The electronic device 1000 shown in fig. 11 is merely an example and should not be construed to limit the functionality and scope of use of the disclosed embodiments. For example, as shown in fig. 11, in some examples, an electronic device 1000 includes a processor of any of the embodiments of the present disclosure that can perform various suitable actions and processes, such as a method of processing a computer program of an embodiment of the present disclosure, according to a program stored in a Read Only Memory (ROM) 1002 or a program loaded from a storage device 1008 into a Random Access Memory (RAM) 1003. In the RAM 1003, various programs and data required for the operation of the computer system are also stored. The processor 1001, ROM 1002, and RAM 1003 are connected thereto by a bus 1004. An input/output (I/O) interface 1005 is also connected to bus 1004.

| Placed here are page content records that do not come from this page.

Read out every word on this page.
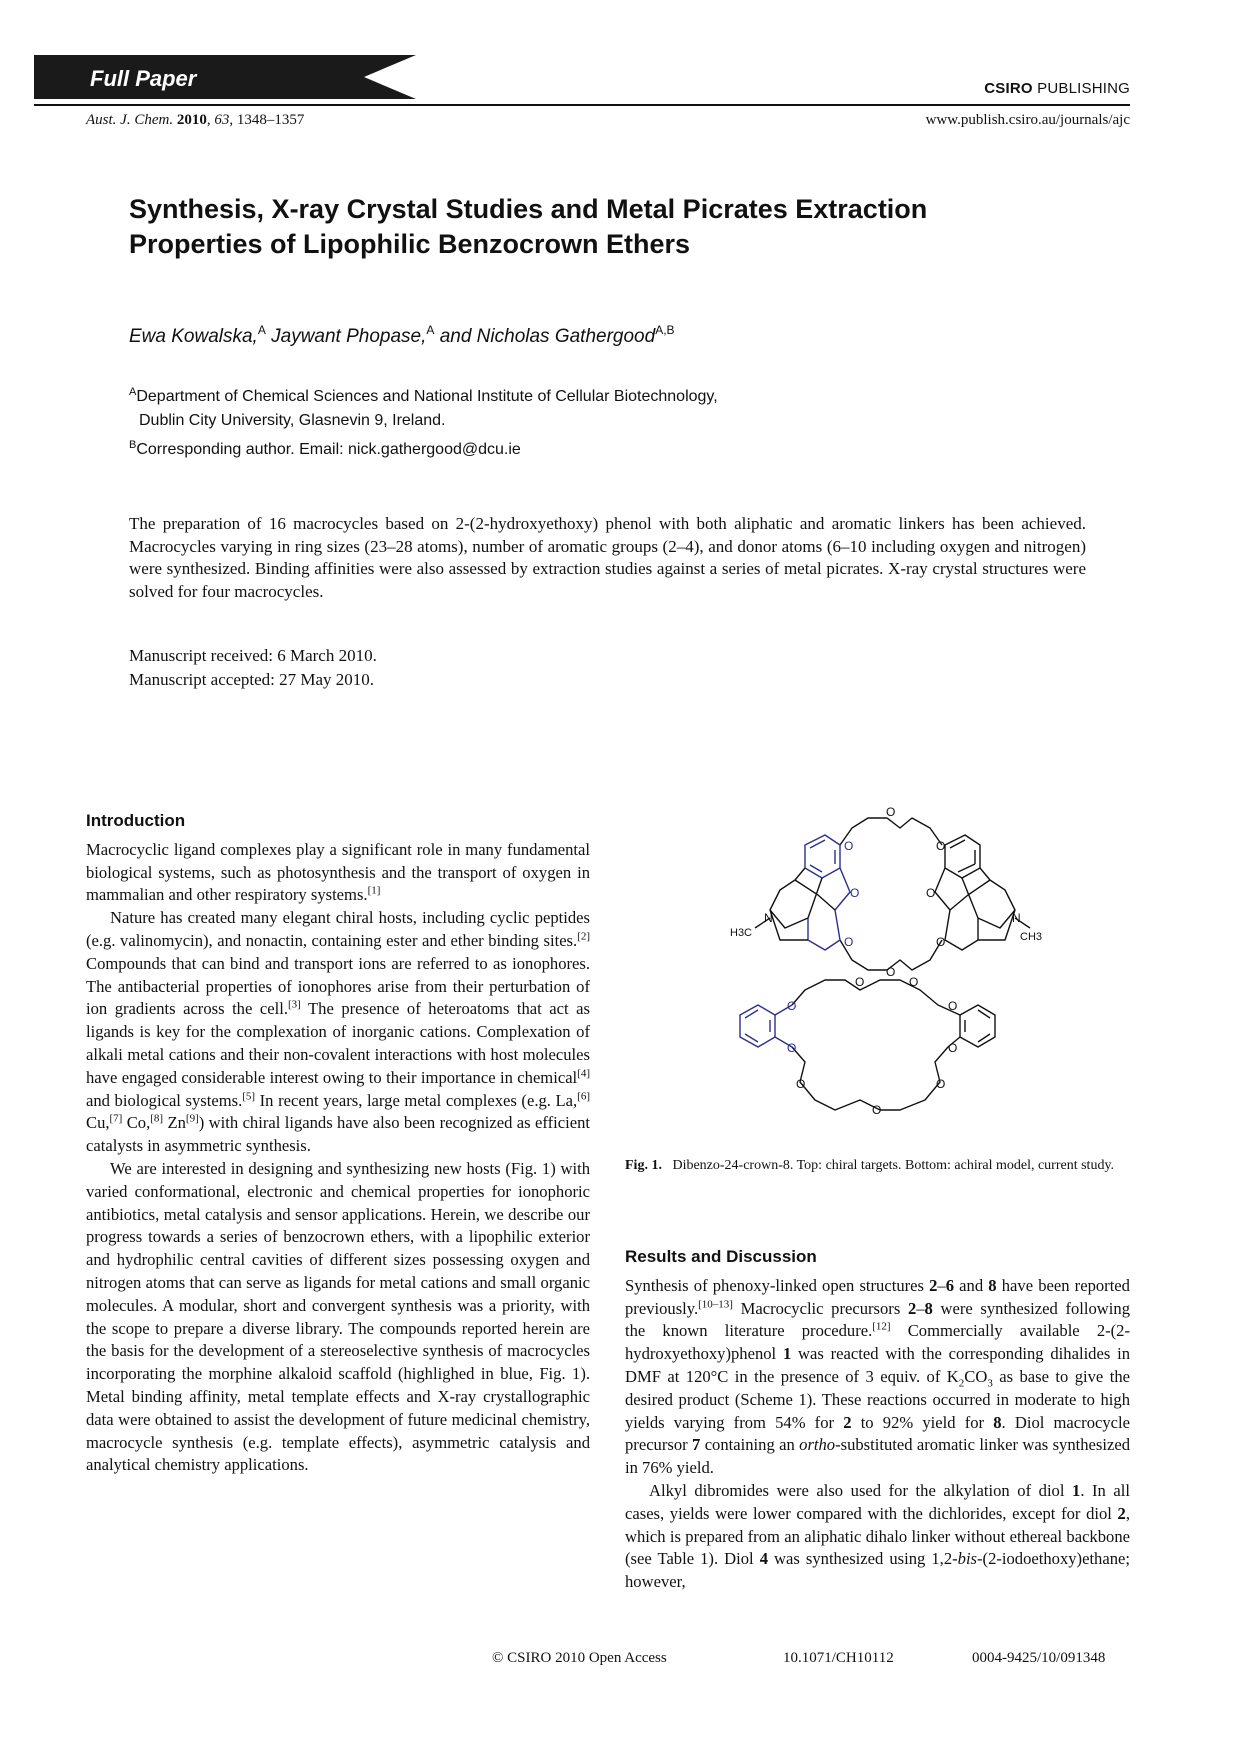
Full Paper	CSIRO PUBLISHING
Aust. J. Chem. 2010, 63, 1348–1357	www.publish.csiro.au/journals/ajc
Synthesis, X-ray Crystal Studies and Metal Picrates Extraction
Properties of Lipophilic Benzocrown Ethers
Ewa Kowalska,$^A$ Jaywant Phopase,$^A$ and Nicholas Gathergood$^{A,B}$
$^A$Department of Chemical Sciences and National Institute of Cellular Biotechnology,
Dublin City University, Glasnevin 9, Ireland.
$^B$Corresponding author. Email: nick.gathergood@dcu.ie
The preparation of 16 macrocycles based on 2-(2-hydroxyethoxy) phenol with both aliphatic and aromatic linkers has been achieved. Macrocycles varying in ring sizes (23–28 atoms), number of aromatic groups (2–4), and donor atoms (6–10 including oxygen and nitrogen) were synthesized. Binding affinities were also assessed by extraction studies against a series of metal picrates. X-ray crystal structures were solved for four macrocycles.
Manuscript received: 6 March 2010.
Manuscript accepted: 27 May 2010.
Introduction

Macrocyclic ligand complexes play a significant role in many fundamental biological systems, such as photosynthesis and the transport of oxygen in mammalian and other respiratory systems.[1]

Nature has created many elegant chiral hosts, including cyclic peptides (e.g. valinomycin), and nonactin, containing ester and ether binding sites.[2] Compounds that can bind and transport ions are referred to as ionophores. The antibacterial properties of ionophores arise from their perturbation of ion gradients across the cell.[3] The presence of heteroatoms that act as ligands is key for the complexation of inorganic cations. Complexation of alkali metal cations and their non-covalent interactions with host molecules have engaged considerable interest owing to their importance in chemical[4] and biological systems.[5] In recent years, large metal complexes (e.g. La,[6] Cu,[7] Co,[8] Zn[9]) with chiral ligands have also been recognized as efficient catalysts in asymmetric synthesis.

We are interested in designing and synthesizing new hosts (Fig. 1) with varied conformational, electronic and chemical properties for ionophoric antibiotics, metal catalysis and sensor applications. Herein, we describe our progress towards a series of benzocrown ethers, with a lipophilic exterior and hydrophilic central cavities of different sizes possessing oxygen and nitrogen atoms that can serve as ligands for metal cations and small organic molecules. A modular, short and convergent synthesis was a priority, with the scope to prepare a diverse library. The compounds reported herein are the basis for the development of a stereoselective synthesis of macrocycles incorporating the morphine alkaloid scaffold (highlighed in blue, Fig. 1). Metal binding affinity, metal template effects and X-ray crystallographic data were obtained to assist the development of future medicinal chemistry, macrocycle synthesis (e.g. template effects), asymmetric catalysis and analytical chemistry applications.

O	O
O
O
O	O
O	O
N	N
H3C	CH3
O
O
O
O
O	O
O	O
O
Fig. 1. Dibenzo-24-crown-8. Top: chiral targets. Bottom: achiral model, current study.
Results and Discussion

Synthesis of phenoxy-linked open structures 2–6 and 8 have been reported previously.[10–13] Macrocyclic precursors 2–8 were synthesized following the known literature procedure.[12] Commercially available 2-(2-hydroxyethoxy)phenol 1 was reacted with the corresponding dihalides in DMF at 120°C in the presence of 3 equiv. of $K_2CO_3$ as base to give the desired product (Scheme 1). These reactions occurred in moderate to high yields varying from 54% for 2 to 92% yield for 8. Diol macrocycle precursor 7 containing an ortho-substituted aromatic linker was synthesized in 76% yield.

Alkyl dibromides were also used for the alkylation of diol 1. In all cases, yields were lower compared with the dichlorides, except for diol 2, which is prepared from an aliphatic dihalo linker without ethereal backbone (see Table 1). Diol 4 was synthesized using 1,2-bis-(2-iodoethoxy)ethane; however,

© CSIRO 2010 Open Access	10.1071/CH10112	0004-9425/10/091348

For example, components including input devices 1006 such as a touch screen, touch pad, keyboard, mouse, camera, microphone, accelerometer, gyroscope, etc., output devices 1007 such as a Liquid Crystal Display (LCD), speaker, vibrator, etc., storage devices 1008 such as magnetic tape, hard disk, etc., communication devices 1009 such as network interface cards such as LAN cards, modems, etc., may also be connected to I/O interface 1005. The communication device 1009 may allow the electronic device 1000 to perform wireless or wired communication with other apparatuses to exchange data, performing communication processing via a network such as the internet. The drive 1010 is also connected to the I/O interface 1005 as needed. A removable storage medium 1011, such as a magnetic disk, an optical disk, a magneto-optical disk, a semiconductor memory, or the like, is installed as needed in the drive 1010, so that a computer program read therefrom is installed as needed in the storage device 1008.

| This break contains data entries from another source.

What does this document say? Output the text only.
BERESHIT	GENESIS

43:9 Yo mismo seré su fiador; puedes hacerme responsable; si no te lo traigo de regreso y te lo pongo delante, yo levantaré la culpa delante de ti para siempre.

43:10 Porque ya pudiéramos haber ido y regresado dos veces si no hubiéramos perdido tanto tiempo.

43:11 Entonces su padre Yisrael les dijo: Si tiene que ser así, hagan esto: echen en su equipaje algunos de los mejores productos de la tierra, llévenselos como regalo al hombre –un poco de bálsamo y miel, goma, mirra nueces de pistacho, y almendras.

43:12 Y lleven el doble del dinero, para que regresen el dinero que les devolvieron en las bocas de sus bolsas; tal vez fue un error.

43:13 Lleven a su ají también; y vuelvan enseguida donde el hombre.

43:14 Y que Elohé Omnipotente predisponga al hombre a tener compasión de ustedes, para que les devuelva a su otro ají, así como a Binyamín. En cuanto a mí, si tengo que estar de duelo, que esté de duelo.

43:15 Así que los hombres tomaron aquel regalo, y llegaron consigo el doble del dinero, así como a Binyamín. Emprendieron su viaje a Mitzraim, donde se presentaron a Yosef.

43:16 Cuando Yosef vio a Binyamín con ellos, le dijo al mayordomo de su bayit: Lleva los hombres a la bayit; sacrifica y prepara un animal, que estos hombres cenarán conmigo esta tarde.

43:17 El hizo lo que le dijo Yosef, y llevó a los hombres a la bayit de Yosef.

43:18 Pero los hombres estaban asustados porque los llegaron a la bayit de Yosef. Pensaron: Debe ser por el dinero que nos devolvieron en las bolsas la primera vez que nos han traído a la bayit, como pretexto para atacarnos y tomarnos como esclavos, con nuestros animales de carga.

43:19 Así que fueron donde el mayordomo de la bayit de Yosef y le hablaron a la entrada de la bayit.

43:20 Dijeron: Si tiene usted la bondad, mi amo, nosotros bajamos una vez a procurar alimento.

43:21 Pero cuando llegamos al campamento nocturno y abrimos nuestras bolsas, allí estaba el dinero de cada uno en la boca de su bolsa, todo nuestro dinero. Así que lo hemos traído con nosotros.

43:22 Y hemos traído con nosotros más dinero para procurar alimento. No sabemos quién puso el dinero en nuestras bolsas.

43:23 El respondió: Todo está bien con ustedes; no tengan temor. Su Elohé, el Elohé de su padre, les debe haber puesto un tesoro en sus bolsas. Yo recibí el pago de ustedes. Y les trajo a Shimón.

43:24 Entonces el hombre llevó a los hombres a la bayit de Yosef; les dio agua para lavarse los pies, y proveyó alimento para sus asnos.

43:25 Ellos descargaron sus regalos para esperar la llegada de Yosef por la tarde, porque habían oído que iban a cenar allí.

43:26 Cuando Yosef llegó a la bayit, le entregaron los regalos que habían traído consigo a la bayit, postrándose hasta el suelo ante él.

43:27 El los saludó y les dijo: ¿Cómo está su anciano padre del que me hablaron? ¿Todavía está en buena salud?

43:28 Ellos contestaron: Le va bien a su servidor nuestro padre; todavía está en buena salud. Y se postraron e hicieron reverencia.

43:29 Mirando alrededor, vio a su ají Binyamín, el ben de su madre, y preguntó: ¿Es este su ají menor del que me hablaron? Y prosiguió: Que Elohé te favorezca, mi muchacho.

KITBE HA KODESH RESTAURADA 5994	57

While fig. 11 illustrates an electronic device 1000 that includes various devices, it should be understood that not all illustrated devices are required to be implemented or included. More or fewer devices may be implemented or included instead.
For example, the electronic device 1000 may further include a peripheral interface (not shown), and the like. The peripheral interface may be various types of interfaces, such as a USB interface, a lightning (lighting) interface, etc. The communication means 1009 may communicate with a network, such as the internet, an intranet, and/or a wireless network, such as a cellular telephone network, a wireless Local Area Network (LAN), and/or a Metropolitan Area Network (MAN), and other devices via wireless communication. The wireless communication may use any of a variety of communication standards, protocols, and technologies including, but not limited to, global System for Mobile communications (GSM), enhanced Data GSM Environment (EDGE), wideband code division multiple Access (W-CDMA), code Division Multiple Access (CDMA), time Division Multiple Access (TDMA), bluetooth, wi-Fi (e.g., based on the IEEE 802.11a, IEEE 802.11b, IEEE 802.11g, and/or IEEE 802.11n standards), voice over Internet protocol (VoIP), wi-MAX, protocols for email, instant messaging, and/or Short Message Service (SMS), or any other suitable communication protocol.

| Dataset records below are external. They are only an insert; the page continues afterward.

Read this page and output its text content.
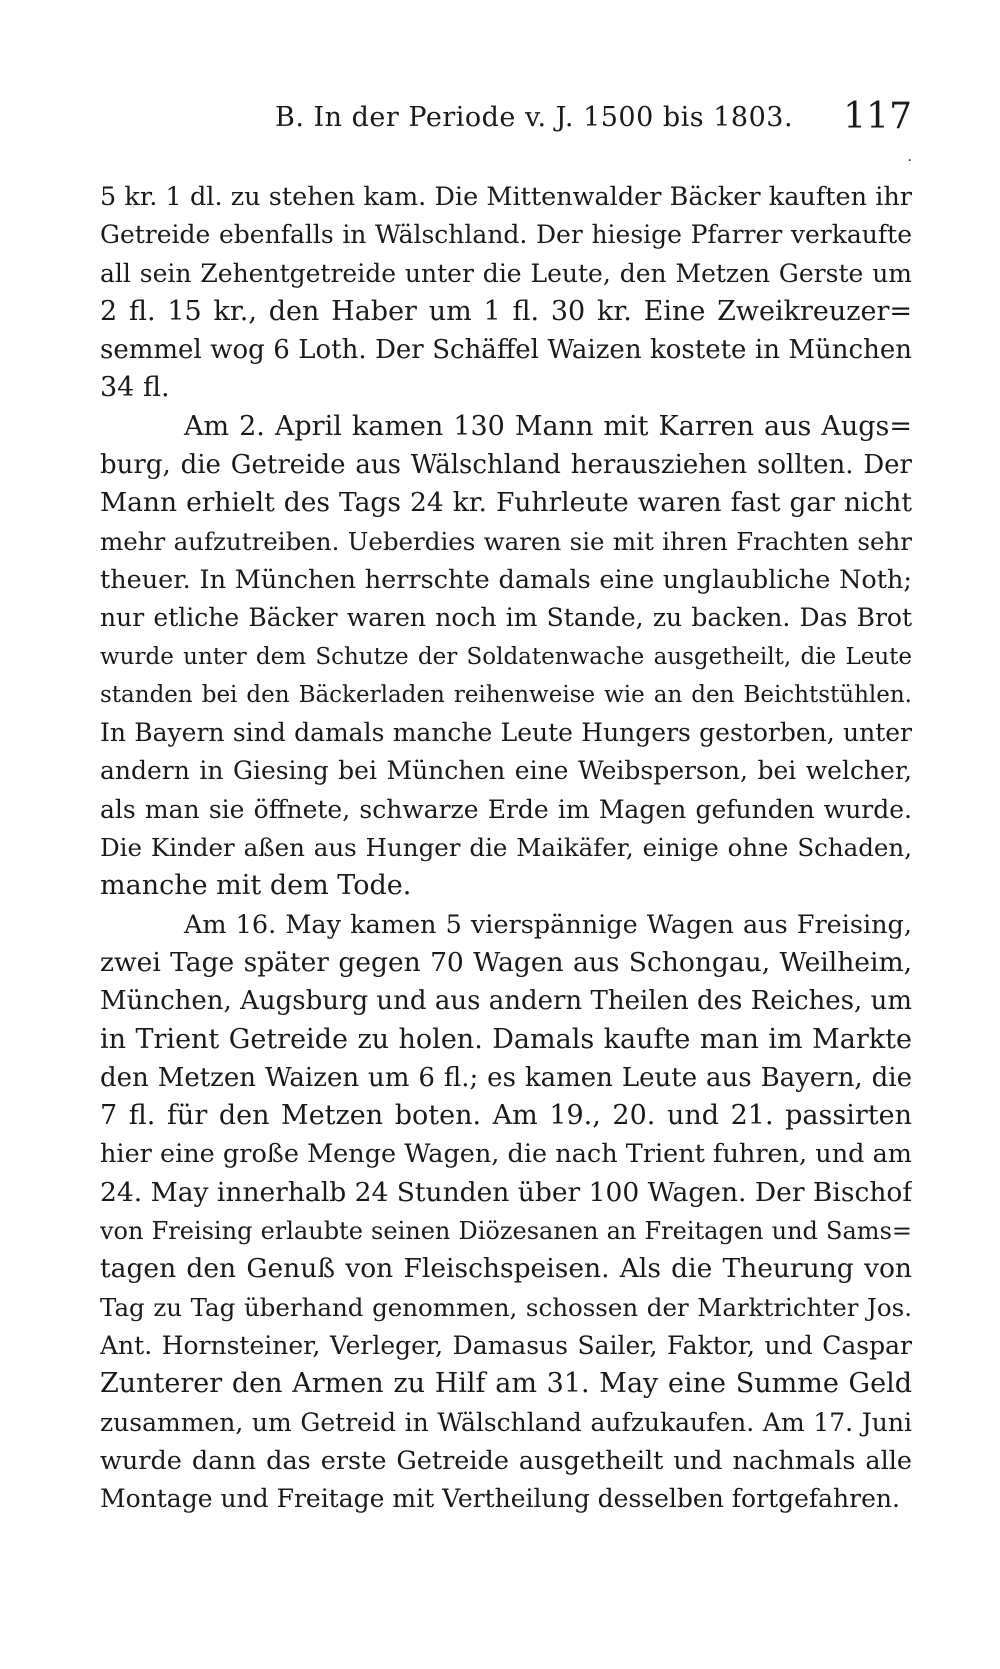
B. In der Periode v. J. 1500 bis 1803. 117
·
5 kr. 1 dl. zu stehen kam. Die Mittenwalder Bäcker kauften ihr
Getreide ebenfalls in Wälschland. Der hiesige Pfarrer verkaufte
all sein Zehentgetreide unter die Leute, den Metzen Gerste um
2 fl. 15 kr., den Haber um 1 fl. 30 kr. Eine Zweikreuzer=
semmel wog 6 Loth. Der Schäffel Waizen kostete in München
34 fl.
Am 2. April kamen 130 Mann mit Karren aus Augs=
burg, die Getreide aus Wälschland herausziehen sollten. Der
Mann erhielt des Tags 24 kr. Fuhrleute waren fast gar nicht
mehr aufzutreiben. Ueberdies waren sie mit ihren Frachten sehr
theuer. In München herrschte damals eine unglaubliche Noth;
nur etliche Bäcker waren noch im Stande, zu backen. Das Brot
wurde unter dem Schutze der Soldatenwache ausgetheilt, die Leute
standen bei den Bäckerladen reihenweise wie an den Beichtstühlen.
In Bayern sind damals manche Leute Hungers gestorben, unter
andern in Giesing bei München eine Weibsperson, bei welcher,
als man sie öffnete, schwarze Erde im Magen gefunden wurde.
Die Kinder aßen aus Hunger die Maikäfer, einige ohne Schaden,
manche mit dem Tode.
Am 16. May kamen 5 vierspännige Wagen aus Freising,
zwei Tage später gegen 70 Wagen aus Schongau, Weilheim,
München, Augsburg und aus andern Theilen des Reiches, um
in Trient Getreide zu holen. Damals kaufte man im Markte
den Metzen Waizen um 6 fl.; es kamen Leute aus Bayern, die
7 fl. für den Metzen boten. Am 19., 20. und 21. passirten
hier eine große Menge Wagen, die nach Trient fuhren, und am
24. May innerhalb 24 Stunden über 100 Wagen. Der Bischof
von Freising erlaubte seinen Diözesanen an Freitagen und Sams=
tagen den Genuß von Fleischspeisen. Als die Theurung von
Tag zu Tag überhand genommen, schossen der Marktrichter Jos.
Ant. Hornsteiner, Verleger, Damasus Sailer, Faktor, und Caspar
Zunterer den Armen zu Hilf am 31. May eine Summe Geld
zusammen, um Getreid in Wälschland aufzukaufen. Am 17. Juni
wurde dann das erste Getreide ausgetheilt und nachmals alle
Montage und Freitage mit Vertheilung desselben fortgefahren.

For the purposes of this disclosure, the following points are also noted:
(1) The drawings of the embodiments of the present disclosure relate only to the structures related to the embodiments of the present disclosure, and other structures may refer to the general design.
(2) The embodiments of the present disclosure and features in the embodiments may be combined with each other to arrive at a new embodiment without conflict.
The foregoing is merely exemplary embodiments of the present disclosure and is not intended to limit the scope of the disclosure, which is defined by the appended claims.